The emotional maturity that comes with giving the person you are dating an ounce of common courtesy is not in their emotional vocabulary or repertoire. Their emotional immaturity trumps the desire to do the right thing and just come clean about wanting to move on.
Even one of the coldest ways to break up — texting! — is beyond their ability. A simple two line text — which would bring some clarity and closure isn't in their radar. Doing the right thing — no matter how uncomfortable — never dawns on them. They have moved on long before that final text they sent.
When you’re the one who’s been ghosted, you are overcome with feelings of rejection, anger, and confusion. At first, you may actually worry about the other person’s well-being. Is he or she safe? Did they get hurt? I just want to make sure they OK; then, I can move on.
You end up waiting to hear something, anything. You constantly check your phone for texts, calls, and emails after reaching out (because you can almost always tell if your text has been delivered and read). It’s torture.
Eventually, though, because we are all immersed in social media, you discover the pictures and status updates on Facebook or Instagram that yes, he or she is alive and well. However, when you see that and before anger sets in, you initially experience self-doubt and blame.
Did I imagine that things were going great? What did I do that could have turned him/her off? I did hear her/him correctly that they would call me make plans, right? You end up waiting to hear something, anything.
But here’s the thing: YOU didn’t do anything wrong! And all this energy you’re expending? The ghoster deserves not one minute of it. Don’t waste your time wondering if he/she is alright. They are.

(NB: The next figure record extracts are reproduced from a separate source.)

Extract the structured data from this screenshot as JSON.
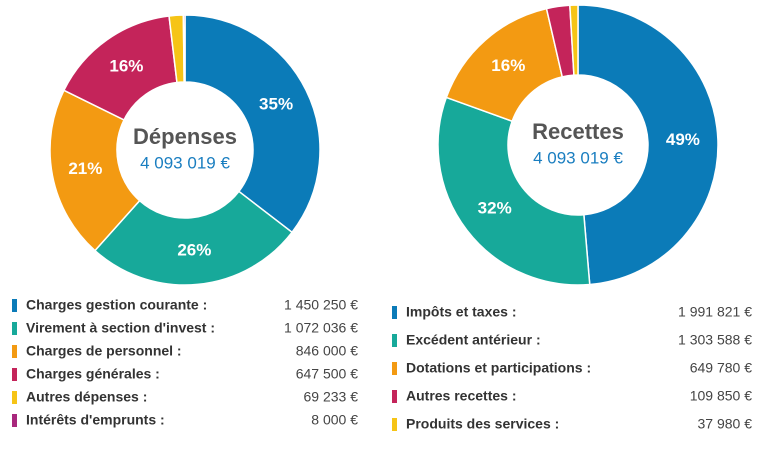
{
  "chart_data": [
    {
      "type": "donut",
      "title": "Dépenses",
      "total": "4 093 019 €",
      "categories": [
        "Charges gestion courante :",
        "Virement à section d'invest :",
        "Charges de personnel :",
        "Charges générales :",
        "Autres dépenses :",
        "Intérêts d'emprunts :"
      ],
      "values": [
        1450250,
        1072036,
        846000,
        647500,
        69233,
        8000
      ],
      "value_labels": [
        "1 450 250 €",
        "1 072 036 €",
        "846 000 €",
        "647 500 €",
        "69 233 €",
        "8 000 €"
      ],
      "slice_labels": [
        "35%",
        "26%",
        "21%",
        "16%",
        null,
        null
      ],
      "colors": [
        "#0b7bb8",
        "#17a99a",
        "#f39a12",
        "#c4245a",
        "#f6c416",
        "#a8287c"
      ]
    },
    {
      "type": "donut",
      "title": "Recettes",
      "total": "4 093 019 €",
      "categories": [
        "Impôts et taxes :",
        "Excédent antérieur :",
        "Dotations et participations :",
        "Autres recettes :",
        "Produits des services :"
      ],
      "values": [
        1991821,
        1303588,
        649780,
        109850,
        37980
      ],
      "value_labels": [
        "1 991 821 €",
        "1 303 588 €",
        "649 780 €",
        "109 850 €",
        "37 980 €"
      ],
      "slice_labels": [
        "49%",
        "32%",
        "16%",
        null,
        null
      ],
      "colors": [
        "#0b7bb8",
        "#17a99a",
        "#f39a12",
        "#c4245a",
        "#f6c416"
      ]
    }
  ]
}
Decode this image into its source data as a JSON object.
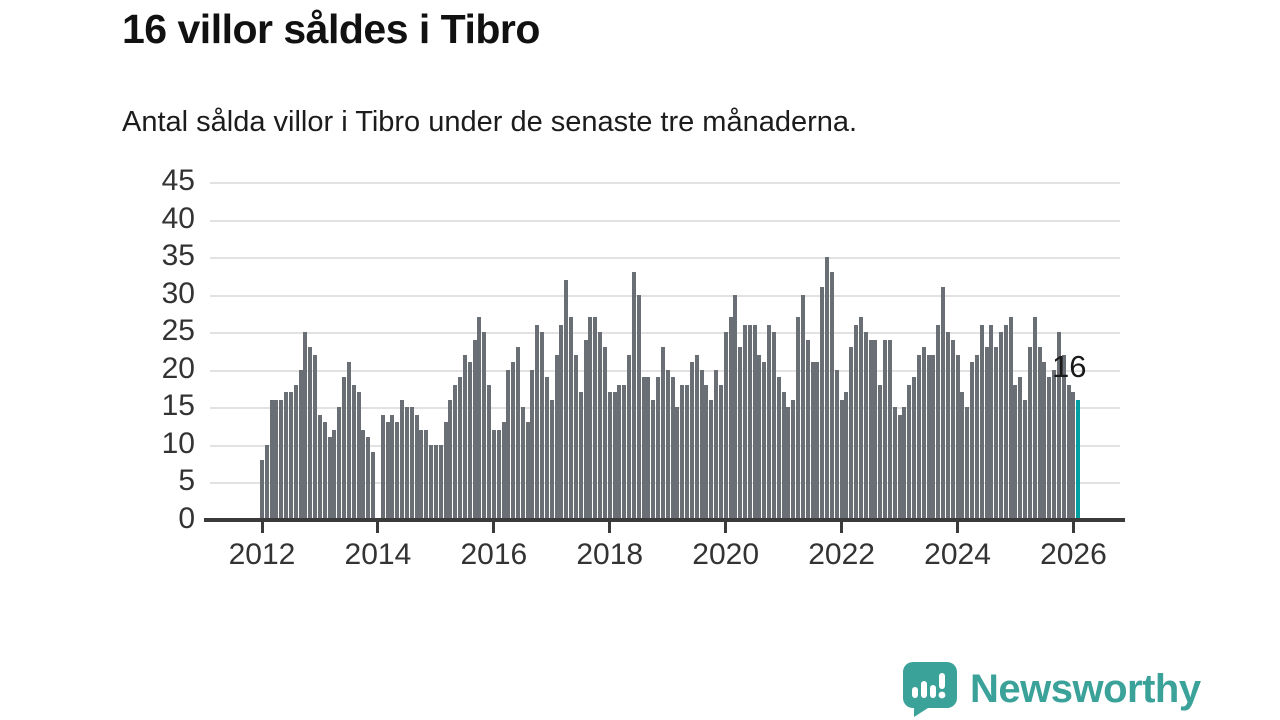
{
  "header": {
    "title": "16 villor såldes i Tibro",
    "subtitle": "Antal sålda villor i Tibro under de senaste tre månaderna."
  },
  "branding": {
    "logo_text": "Newsworthy",
    "logo_color": "#3ba29a",
    "logo_icon": "speech-bubble-bar-chart-icon"
  },
  "chart_data": {
    "type": "bar",
    "title": "16 villor såldes i Tibro",
    "xlabel": "",
    "ylabel": "",
    "ylim": [
      0,
      45
    ],
    "yticks": [
      0,
      5,
      10,
      15,
      20,
      25,
      30,
      35,
      40,
      45
    ],
    "xticks": [
      "2012",
      "2014",
      "2016",
      "2018",
      "2020",
      "2022",
      "2024",
      "2026"
    ],
    "grid": true,
    "x_start": "2012-01",
    "x_end": "2026-02",
    "missing_months": [
      "2014-01"
    ],
    "bar_color": "#6a6e75",
    "highlight_color": "#00a0a2",
    "annotation": "16",
    "highlight_value": 16,
    "series": [
      {
        "year": 2012,
        "values": [
          8,
          10,
          16,
          16,
          16,
          17,
          17,
          18,
          20,
          25,
          23,
          22
        ]
      },
      {
        "year": 2013,
        "values": [
          14,
          13,
          11,
          12,
          15,
          19,
          21,
          18,
          17,
          12,
          11,
          9
        ]
      },
      {
        "year": 2014,
        "values": [
          null,
          14,
          13,
          14,
          13,
          16,
          15,
          15,
          14,
          12,
          12,
          10
        ]
      },
      {
        "year": 2015,
        "values": [
          10,
          10,
          13,
          16,
          18,
          19,
          22,
          21,
          24,
          27,
          25,
          18
        ]
      },
      {
        "year": 2016,
        "values": [
          12,
          12,
          13,
          20,
          21,
          23,
          15,
          13,
          20,
          26,
          25,
          19
        ]
      },
      {
        "year": 2017,
        "values": [
          16,
          22,
          26,
          32,
          27,
          22,
          17,
          24,
          27,
          27,
          25,
          23
        ]
      },
      {
        "year": 2018,
        "values": [
          17,
          17,
          18,
          18,
          22,
          33,
          30,
          19,
          19,
          16,
          19,
          23
        ]
      },
      {
        "year": 2019,
        "values": [
          20,
          19,
          15,
          18,
          18,
          21,
          22,
          20,
          18,
          16,
          20,
          18
        ]
      },
      {
        "year": 2020,
        "values": [
          25,
          27,
          30,
          23,
          26,
          26,
          26,
          22,
          21,
          26,
          25,
          19
        ]
      },
      {
        "year": 2021,
        "values": [
          17,
          15,
          16,
          27,
          30,
          24,
          21,
          21,
          31,
          35,
          33,
          20
        ]
      },
      {
        "year": 2022,
        "values": [
          16,
          17,
          23,
          26,
          27,
          25,
          24,
          24,
          18,
          24,
          24,
          15
        ]
      },
      {
        "year": 2023,
        "values": [
          14,
          15,
          18,
          19,
          22,
          23,
          22,
          22,
          26,
          31,
          25,
          24
        ]
      },
      {
        "year": 2024,
        "values": [
          22,
          17,
          15,
          21,
          22,
          26,
          23,
          26,
          23,
          25,
          26,
          27
        ]
      },
      {
        "year": 2025,
        "values": [
          18,
          19,
          16,
          23,
          27,
          23,
          21,
          19,
          20,
          25,
          22,
          18
        ]
      },
      {
        "year": 2026,
        "values": [
          17,
          16
        ]
      }
    ]
  }
}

They have moved on without a blink of an eye. As you sit and worry, they are sleeping at night. If you have made a concerted effort to reach out and heard nothing in response, then just let it go. You will find quickly by doing this, how much better you will feel — physically, psychologically, emotionally.
If you start to go down the rabbit hole of negative thinking or thinking about all of the exchanges (as you patiently wait for him or her to respond to yet another text), keep this in the forefront of your you mind: Their behavior speaks volumes about them and very little about you.
However, if that is difficult to do and you find yourself still struggling, just imagine what it would be like to be in a relationship with this person and what it would be like to communicate with them. Difficult. At best.
Better yet, how do you think they would actually treat you? If they cannot show an ounce of common courtesy of being honest, even through a brief text of, "You're just not a good fit for me," what would happen with the bigger things in life that needed to be addressed?
Word to the wise: at the end of the day, consider yourself lucky!
Sometimes (better yet, often) dating is really, really hard. You have to stick with it and deal with situations like this. But eventually, you will meet your someone. You just have to learn to let the jerks go first because you deserve better... way better.